Она выросла среди лишений, постов, постоянных очищений, окруженная изысканными торжественными предметами; тело ее было пропитано благовониями, душа полна молитв. Она никогда не пробовала вина, не ела мяса, не дотрагивалась до нечистого животного, не переступала порога дома, где лежал покойник.
Она не знала непристойных изображений; каждый бог принимал всевозможные обличья, одно и то же божественное начало славили по-разному. Саламбо поклонялась богине в ее лунном образе, и луна оказывала влияние на девственницу; когда она убывала, Саламбо слабела. Она томилась весь день и оживала только к вечеру. Во время одного лунного затмения она чуть не умерла.
Но ревнивая Раббет мстила за то, что девственность Саламбо не посвятили служению ей, и мучила Саламбо искушениями, тем более сильными, что они были смутные, сливались с ее верой и загорались от молитв.

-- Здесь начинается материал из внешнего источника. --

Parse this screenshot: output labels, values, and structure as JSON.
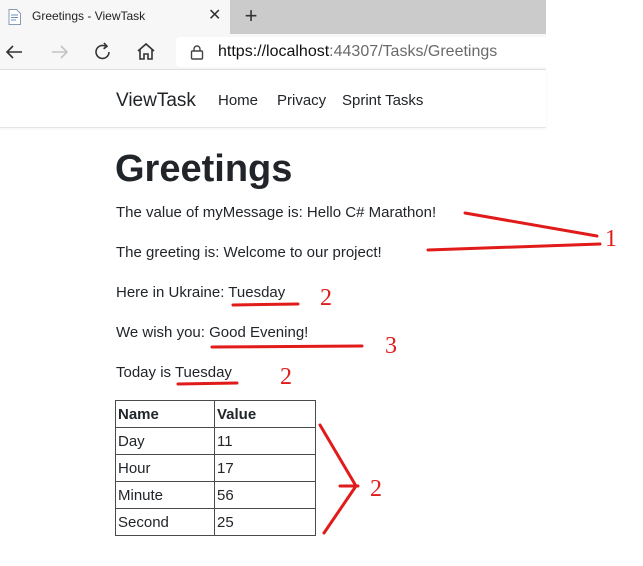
{
  "browser": {
    "tab_title": "Greetings - ViewTask",
    "tab_close_glyph": "✕",
    "new_tab_glyph": "+",
    "url_host": "https://localhost",
    "url_rest": ":44307/Tasks/Greetings",
    "icons": [
      "page-icon",
      "close-icon",
      "plus-icon",
      "back-arrow-icon",
      "forward-arrow-icon",
      "refresh-icon",
      "home-icon",
      "lock-icon"
    ]
  },
  "navbar": {
    "brand": "ViewTask",
    "links": [
      "Home",
      "Privacy",
      "Sprint Tasks"
    ]
  },
  "main": {
    "title": "Greetings",
    "lines": {
      "message_prefix": "The value of myMessage is: ",
      "message_value": "Hello C# Marathon!",
      "greeting": "The greeting is: Welcome to our project!",
      "ukraine_prefix": "Here in Ukraine: ",
      "ukraine_day": "Tuesday",
      "wish_prefix": "We wish you: ",
      "wish_value": "Good Evening!",
      "today_prefix": "Today is ",
      "today_day": "Tuesday"
    },
    "table": {
      "headers": [
        "Name",
        "Value"
      ],
      "rows": [
        [
          "Day",
          "11"
        ],
        [
          "Hour",
          "17"
        ],
        [
          "Minute",
          "56"
        ],
        [
          "Second",
          "25"
        ]
      ]
    }
  },
  "annotations": {
    "color": "#e11a1a",
    "labels": [
      "1",
      "2",
      "3",
      "2",
      "2"
    ]
  }
}
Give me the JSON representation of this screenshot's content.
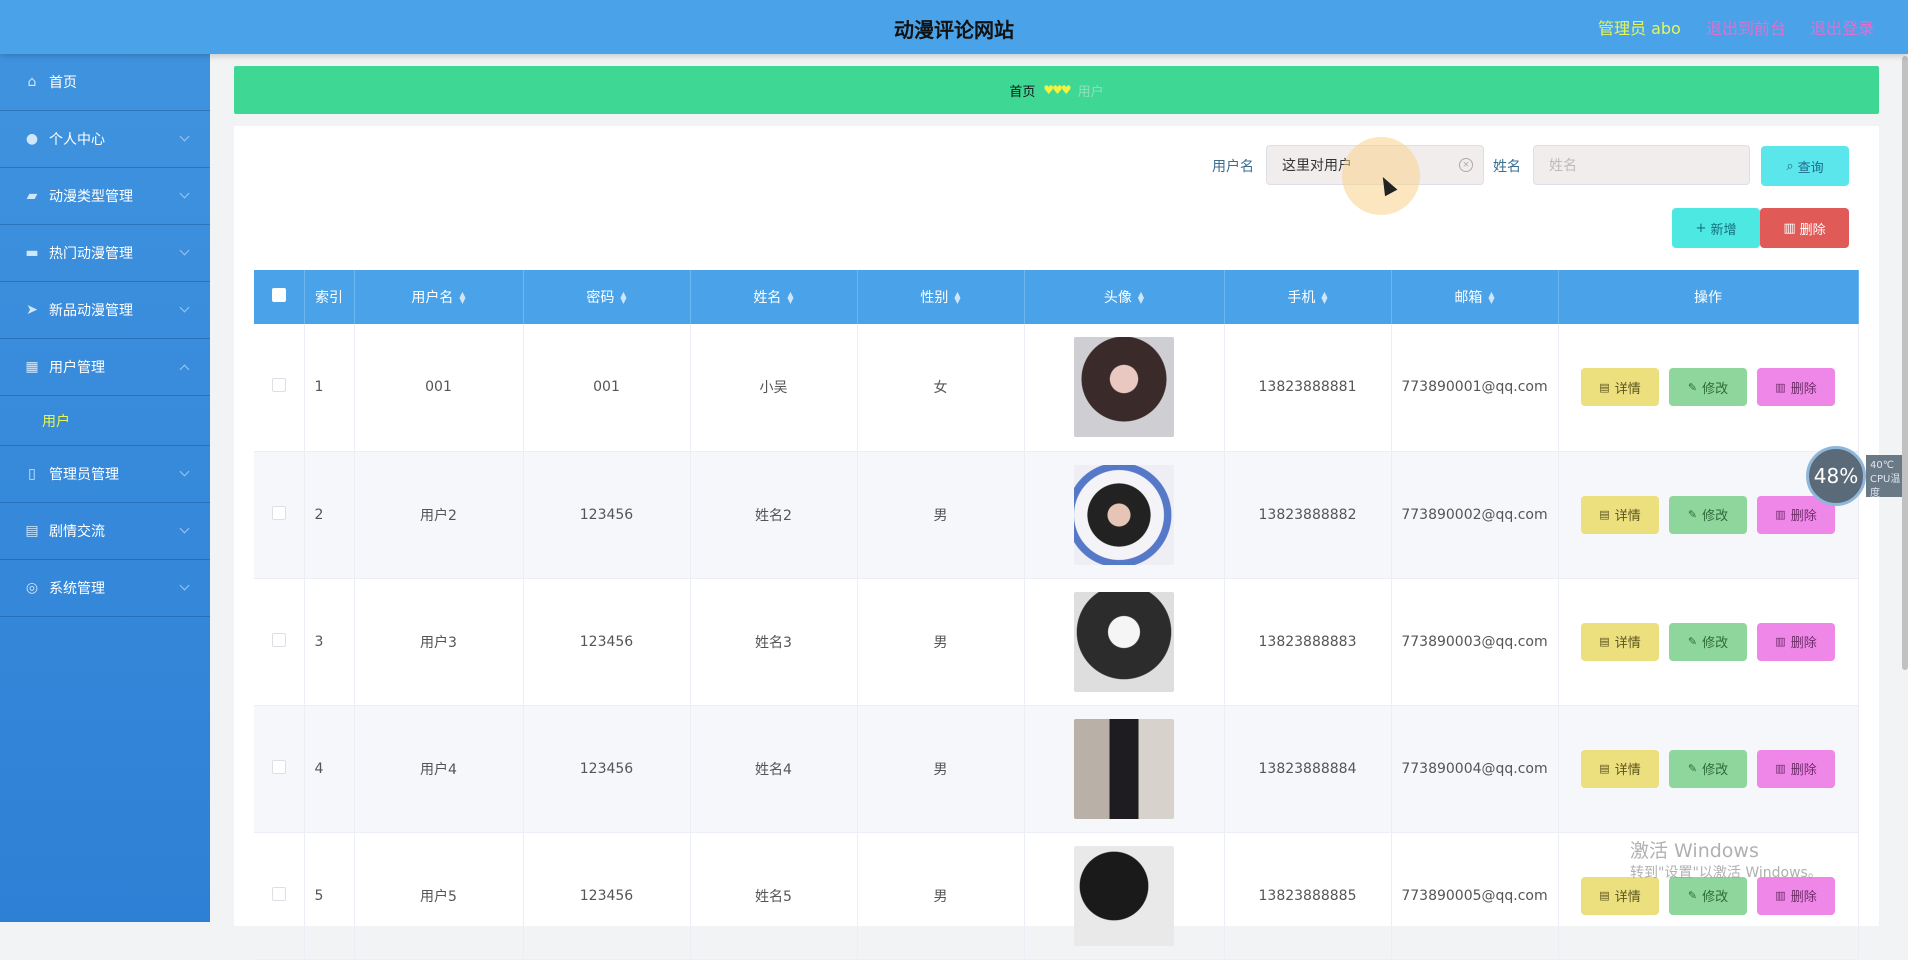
{
  "header": {
    "title": "动漫评论网站",
    "admin_label": "管理员 abo",
    "to_front": "退出到前台",
    "logout": "退出登录"
  },
  "sidebar": {
    "items": [
      {
        "label": "首页",
        "icon": "home-icon"
      },
      {
        "label": "个人中心",
        "icon": "user-icon"
      },
      {
        "label": "动漫类型管理",
        "icon": "category-icon"
      },
      {
        "label": "热门动漫管理",
        "icon": "briefcase-icon"
      },
      {
        "label": "新品动漫管理",
        "icon": "send-icon"
      },
      {
        "label": "用户管理",
        "icon": "grid-icon"
      },
      {
        "label": "管理员管理",
        "icon": "phone-icon"
      },
      {
        "label": "剧情交流",
        "icon": "chat-icon"
      },
      {
        "label": "系统管理",
        "icon": "settings-icon"
      }
    ],
    "submenu_user": "用户"
  },
  "breadcrumb": {
    "home": "首页",
    "hearts": "♥♥♥",
    "current": "用户"
  },
  "search": {
    "username_label": "用户名",
    "username_value": "这里对用户",
    "name_label": "姓名",
    "name_placeholder": "姓名",
    "query_button": "查询"
  },
  "actions": {
    "add": "新增",
    "delete": "删除"
  },
  "table": {
    "headers": [
      "索引",
      "用户名",
      "密码",
      "姓名",
      "性别",
      "头像",
      "手机",
      "邮箱",
      "操作"
    ],
    "rows": [
      {
        "index": "1",
        "username": "001",
        "password": "001",
        "name": "小吴",
        "gender": "女",
        "phone": "13823888881",
        "email": "773890001@qq.com"
      },
      {
        "index": "2",
        "username": "用户2",
        "password": "123456",
        "name": "姓名2",
        "gender": "男",
        "phone": "13823888882",
        "email": "773890002@qq.com"
      },
      {
        "index": "3",
        "username": "用户3",
        "password": "123456",
        "name": "姓名3",
        "gender": "男",
        "phone": "13823888883",
        "email": "773890003@qq.com"
      },
      {
        "index": "4",
        "username": "用户4",
        "password": "123456",
        "name": "姓名4",
        "gender": "男",
        "phone": "13823888884",
        "email": "773890004@qq.com"
      },
      {
        "index": "5",
        "username": "用户5",
        "password": "123456",
        "name": "姓名5",
        "gender": "男",
        "phone": "13823888885",
        "email": "773890005@qq.com"
      }
    ],
    "op_detail": "详情",
    "op_edit": "修改",
    "op_delete": "删除"
  },
  "overlay": {
    "gauge": "48%",
    "temp": "40℃",
    "temp_label": "CPU温度",
    "windows_activate": "激活 Windows",
    "windows_hint": "转到\"设置\"以激活 Windows。"
  },
  "colors": {
    "header": "#4aa3e8",
    "sidebar": "#3a8ddc",
    "breadcrumb": "#3ed894",
    "accent_yellow": "#e6f65a"
  }
}
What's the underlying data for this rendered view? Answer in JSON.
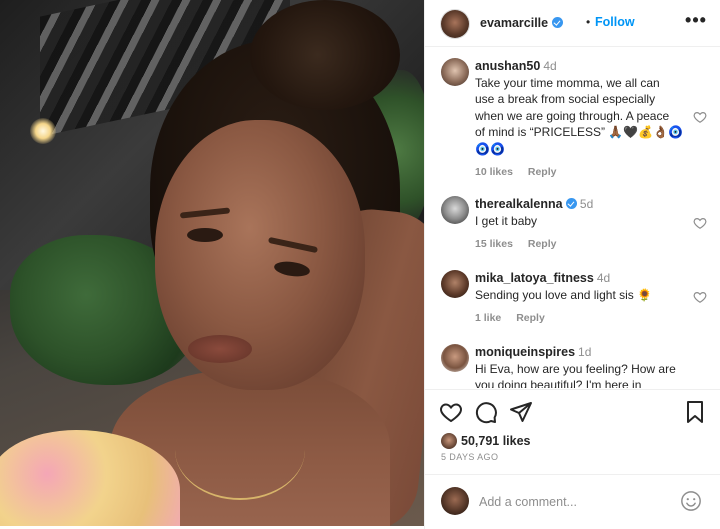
{
  "post": {
    "photo_description_icon": "selfie-photo",
    "header": {
      "username": "evamarcille",
      "separator": "•",
      "follow_label": "Follow",
      "more_icon": "more-horizontal-icon",
      "more_label": "•••"
    },
    "comments": [
      {
        "username": "anushan50",
        "time": "4d",
        "verified": false,
        "text_lines": [
          "Take your time momma, we all can",
          "use a break from social especially",
          "when we are going through. A peace",
          "of mind is “PRICELESS” 🙏🏾🖤💰👌🏾🧿",
          "🧿🧿"
        ],
        "likes": "10 likes",
        "reply": "Reply"
      },
      {
        "username": "therealkalenna",
        "time": "5d",
        "verified": true,
        "text_lines": [
          "I get it baby"
        ],
        "likes": "15 likes",
        "reply": "Reply"
      },
      {
        "username": "mika_latoya_fitness",
        "time": "4d",
        "verified": false,
        "text_lines": [
          "Sending you love and light sis 🌻"
        ],
        "likes": "1 like",
        "reply": "Reply"
      },
      {
        "username": "moniqueinspires",
        "time": "1d",
        "verified": false,
        "text_lines": [
          "Hi Eva, how are you feeling? How are",
          "you doing beautiful? I'm here in"
        ],
        "likes": "",
        "reply": ""
      }
    ],
    "actions": {
      "like_icon": "heart-outline-icon",
      "comment_icon": "comment-bubble-icon",
      "share_icon": "paper-plane-icon",
      "save_icon": "bookmark-icon",
      "likes_count": "50,791 likes",
      "date": "5 DAYS AGO"
    },
    "add_comment": {
      "placeholder": "Add a comment...",
      "emoji_icon": "smiley-face-icon"
    }
  }
}
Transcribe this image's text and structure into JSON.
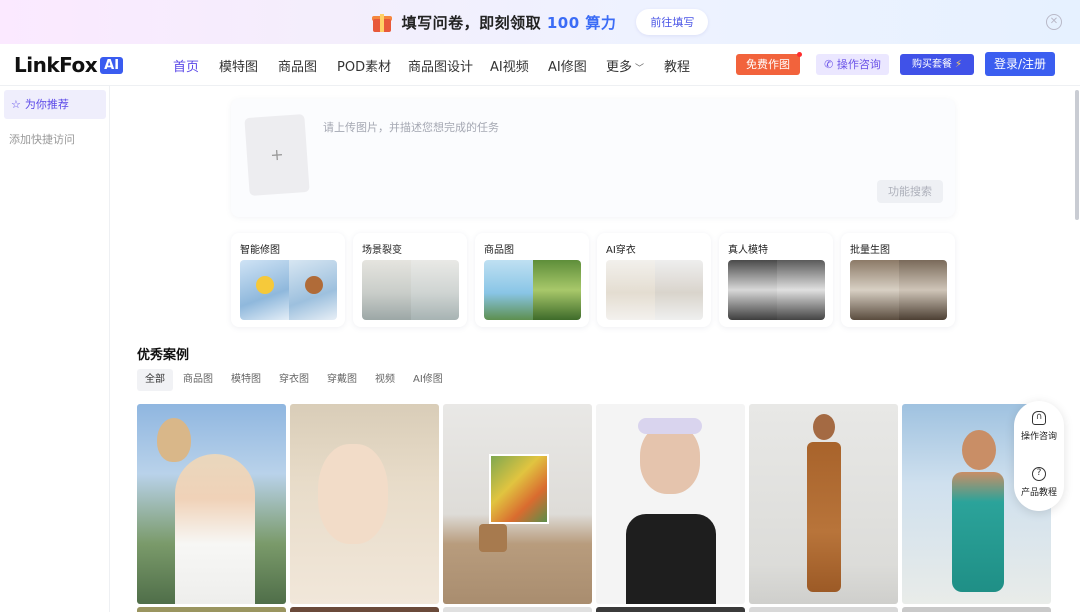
{
  "promo": {
    "text_before": "填写问卷，即刻领取 ",
    "highlight": "100 算力",
    "button": "前往填写",
    "close_icon": "close-icon"
  },
  "nav": {
    "logo_word": "LinkFox",
    "logo_badge": "AI",
    "items": [
      "首页",
      "模特图",
      "商品图",
      "POD素材",
      "商品图设计",
      "AI视频",
      "AI修图",
      "更多",
      "教程"
    ],
    "active_index": 0,
    "free_btn": "免费作图",
    "consult_btn": "操作咨询",
    "buy_btn": "购买套餐",
    "login_btn": "登录/注册"
  },
  "sidebar": {
    "recommend": "为你推荐",
    "quick_access": "添加快捷访问"
  },
  "upload": {
    "placeholder": "请上传图片，并描述您想完成的任务",
    "plus": "+",
    "search_btn": "功能搜索"
  },
  "features": [
    {
      "title": "智能修图"
    },
    {
      "title": "场景裂变"
    },
    {
      "title": "商品图"
    },
    {
      "title": "AI穿衣"
    },
    {
      "title": "真人模特"
    },
    {
      "title": "批量生图"
    }
  ],
  "cases": {
    "title": "优秀案例",
    "tabs": [
      "全部",
      "商品图",
      "模特图",
      "穿衣图",
      "穿戴图",
      "视频",
      "AI修图"
    ],
    "active_tab": 0
  },
  "float": {
    "consult": "操作咨询",
    "tutorial": "产品教程"
  },
  "colors": {
    "accent": "#5b48e8",
    "primary_blue": "#3b5ef0",
    "orange": "#f2633c"
  }
}
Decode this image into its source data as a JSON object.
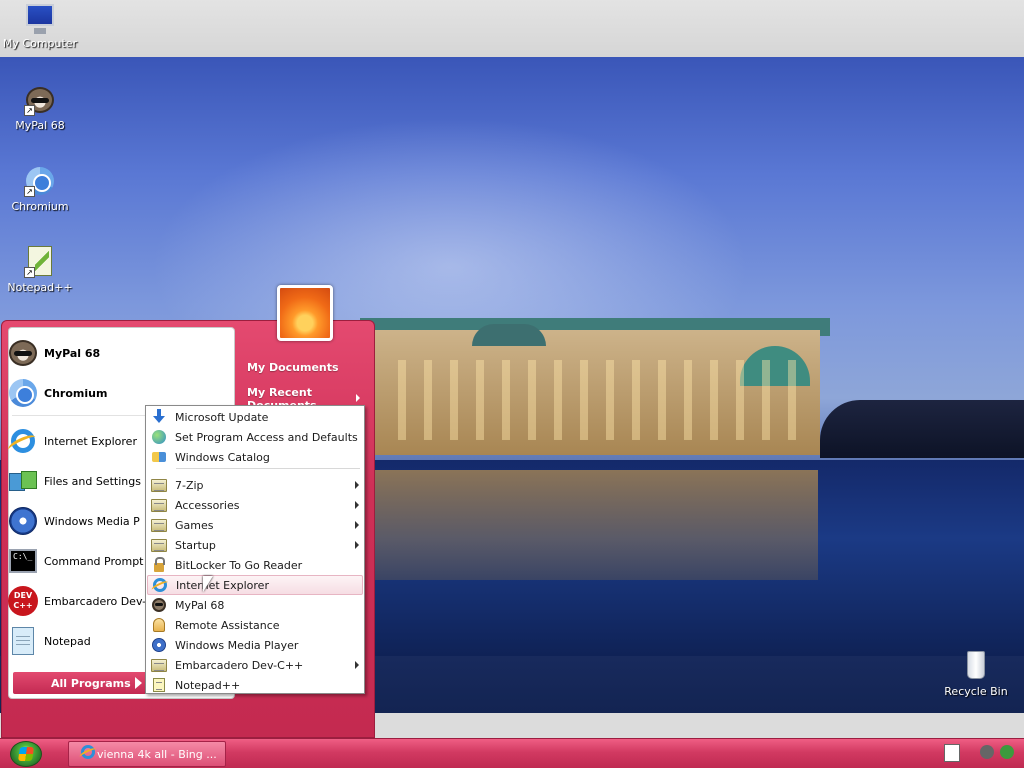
{
  "desktop": {
    "icons": [
      {
        "label": "My Computer",
        "icon": "computer-icon"
      },
      {
        "label": "MyPal 68",
        "icon": "mypal-icon"
      },
      {
        "label": "Chromium",
        "icon": "chromium-icon"
      },
      {
        "label": "Notepad++",
        "icon": "notepadpp-icon"
      },
      {
        "label": "Recycle Bin",
        "icon": "recycle-bin-icon"
      }
    ]
  },
  "start_menu": {
    "pinned": [
      {
        "label": "MyPal 68",
        "icon": "mypal-icon",
        "bold": true
      },
      {
        "label": "Chromium",
        "icon": "chromium-icon",
        "bold": true
      },
      {
        "label": "Internet Explorer",
        "icon": "internet-explorer-icon"
      },
      {
        "label": "Files and Settings",
        "icon": "files-transfer-icon"
      },
      {
        "label": "Windows Media P",
        "icon": "media-player-icon"
      },
      {
        "label": "Command Prompt",
        "icon": "command-prompt-icon"
      },
      {
        "label": "Embarcadero Dev-",
        "icon": "devcpp-icon"
      },
      {
        "label": "Notepad",
        "icon": "notepad-icon"
      }
    ],
    "all_programs": "All Programs",
    "right": {
      "my_documents": "My Documents",
      "my_recent_documents": "My Recent Documents"
    }
  },
  "programs_menu": {
    "items": [
      {
        "label": "Microsoft Update",
        "icon": "windows-update-icon",
        "submenu": false
      },
      {
        "label": "Set Program Access and Defaults",
        "icon": "program-defaults-icon",
        "submenu": false
      },
      {
        "label": "Windows Catalog",
        "icon": "windows-catalog-icon",
        "submenu": false
      },
      {
        "label": "7-Zip",
        "icon": "folder-icon",
        "submenu": true
      },
      {
        "label": "Accessories",
        "icon": "folder-icon",
        "submenu": true
      },
      {
        "label": "Games",
        "icon": "folder-icon",
        "submenu": true
      },
      {
        "label": "Startup",
        "icon": "folder-icon",
        "submenu": true
      },
      {
        "label": "BitLocker To Go Reader",
        "icon": "bitlocker-icon",
        "submenu": false
      },
      {
        "label": "Internet Explorer",
        "icon": "internet-explorer-icon",
        "submenu": false,
        "highlighted": true
      },
      {
        "label": "MyPal 68",
        "icon": "mypal-icon",
        "submenu": false
      },
      {
        "label": "Remote Assistance",
        "icon": "remote-assistance-icon",
        "submenu": false
      },
      {
        "label": "Windows Media Player",
        "icon": "media-player-icon",
        "submenu": false
      },
      {
        "label": "Embarcadero Dev-C++",
        "icon": "folder-icon",
        "submenu": true
      },
      {
        "label": "Notepad++",
        "icon": "notepadpp-icon",
        "submenu": false
      }
    ]
  },
  "taskbar": {
    "task_label": "vienna 4k all - Bing ...",
    "colors": {
      "accent": "#d23a62",
      "menu_pink": "#cf3057"
    }
  }
}
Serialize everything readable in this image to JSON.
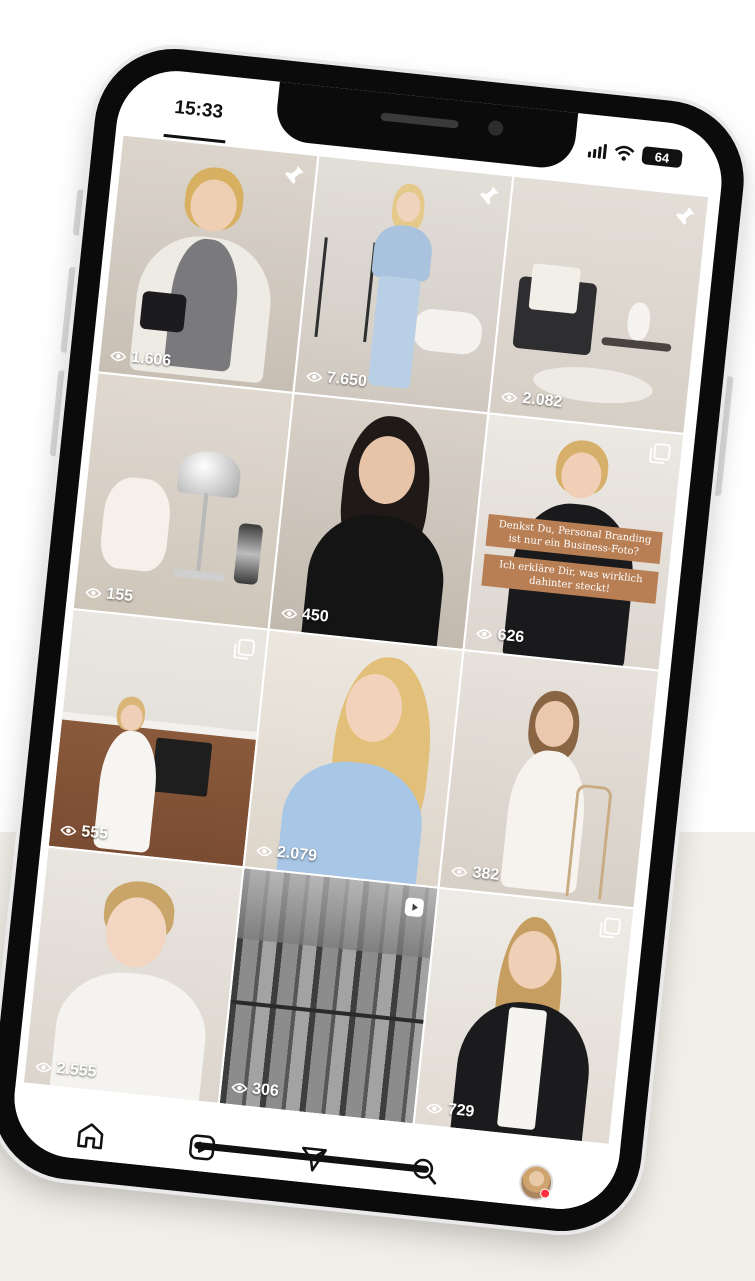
{
  "status_bar": {
    "time": "15:33",
    "battery": "64"
  },
  "grid": [
    {
      "views": "1.606",
      "badge": "pin"
    },
    {
      "views": "7.650",
      "badge": "pin"
    },
    {
      "views": "2.082",
      "badge": "pin"
    },
    {
      "views": "155",
      "badge": ""
    },
    {
      "views": "450",
      "badge": ""
    },
    {
      "views": "626",
      "badge": "carousel",
      "overlay": [
        "Denkst Du, Personal Branding ist nur ein Business-Foto?",
        "Ich erkläre Dir, was wirklich dahinter steckt!"
      ]
    },
    {
      "views": "555",
      "badge": "carousel"
    },
    {
      "views": "2.079",
      "badge": ""
    },
    {
      "views": "382",
      "badge": ""
    },
    {
      "views": "2.555",
      "badge": ""
    },
    {
      "views": "306",
      "badge": "reel"
    },
    {
      "views": "729",
      "badge": "carousel"
    }
  ],
  "bottom_nav": [
    "home-icon",
    "reels-icon",
    "send-icon",
    "search-icon",
    "profile-avatar"
  ],
  "colors": {
    "accent": "#ff3040",
    "overlay_label": "#b87f55",
    "band": "#f1ede7"
  }
}
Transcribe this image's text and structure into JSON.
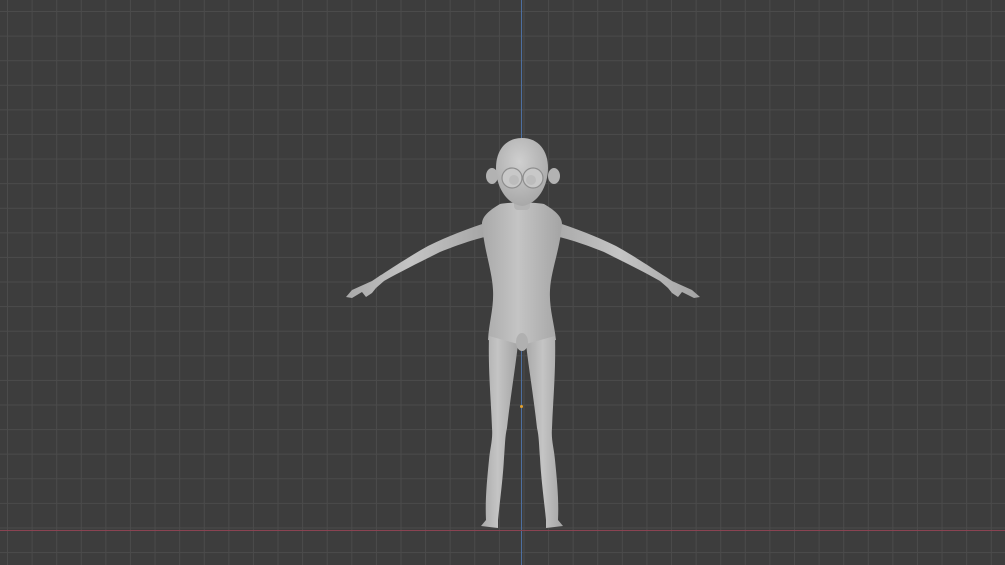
{
  "viewport": {
    "background_color": "#3d3d3d",
    "grid_color": "#4b4b4b",
    "z_axis_color": "#4d6fa0",
    "x_axis_color": "#8a4352",
    "model_color": "#bdbdbd",
    "origin_color": "#e0a030"
  },
  "model": {
    "pose": "T-pose",
    "shading": "solid"
  }
}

Все мысли дочери Гамилькара занимала Танит. Она узнала про все ее приключения и скитания, выучила все ее имена и повторяла их, не понимая, что каждое имеет особый смысл. Чтобы проникнуть в глубину учения богини, Саламбо хотелось увидеть в тайнике храма старинную статую Танит и ее пышное покрывало, от которого зависели судьбы Карфагена. Представление о божестве не было отчетливо отделено от его изображения, и держать в руках или даже глядеть на изображение божества значило как бы овладевать частицей его могущества и до некоторой степени подчинять его себе.
Саламбо обернулась. Она узнала звон золотых колокольчиков, которыми был обшит нижний край одежды Шагабарима.
Он поднимался по лестнице; взойдя на террасу, он остановился и скрестил руки.
Глубоко сидевшие глаза его сверкали, как светильники во мраке гробницы; длинное, худое тело терялось в льняной одежде, сзади отягченной бубенчиками вперемежку с изумрудными шариками. У него было хилое тело, скошенный череп, острый подбородок. Кожа казалась холодной на ощупь, желтое лицо с глубокими морщинами точно сжалось от страстного желания, от вечной печали.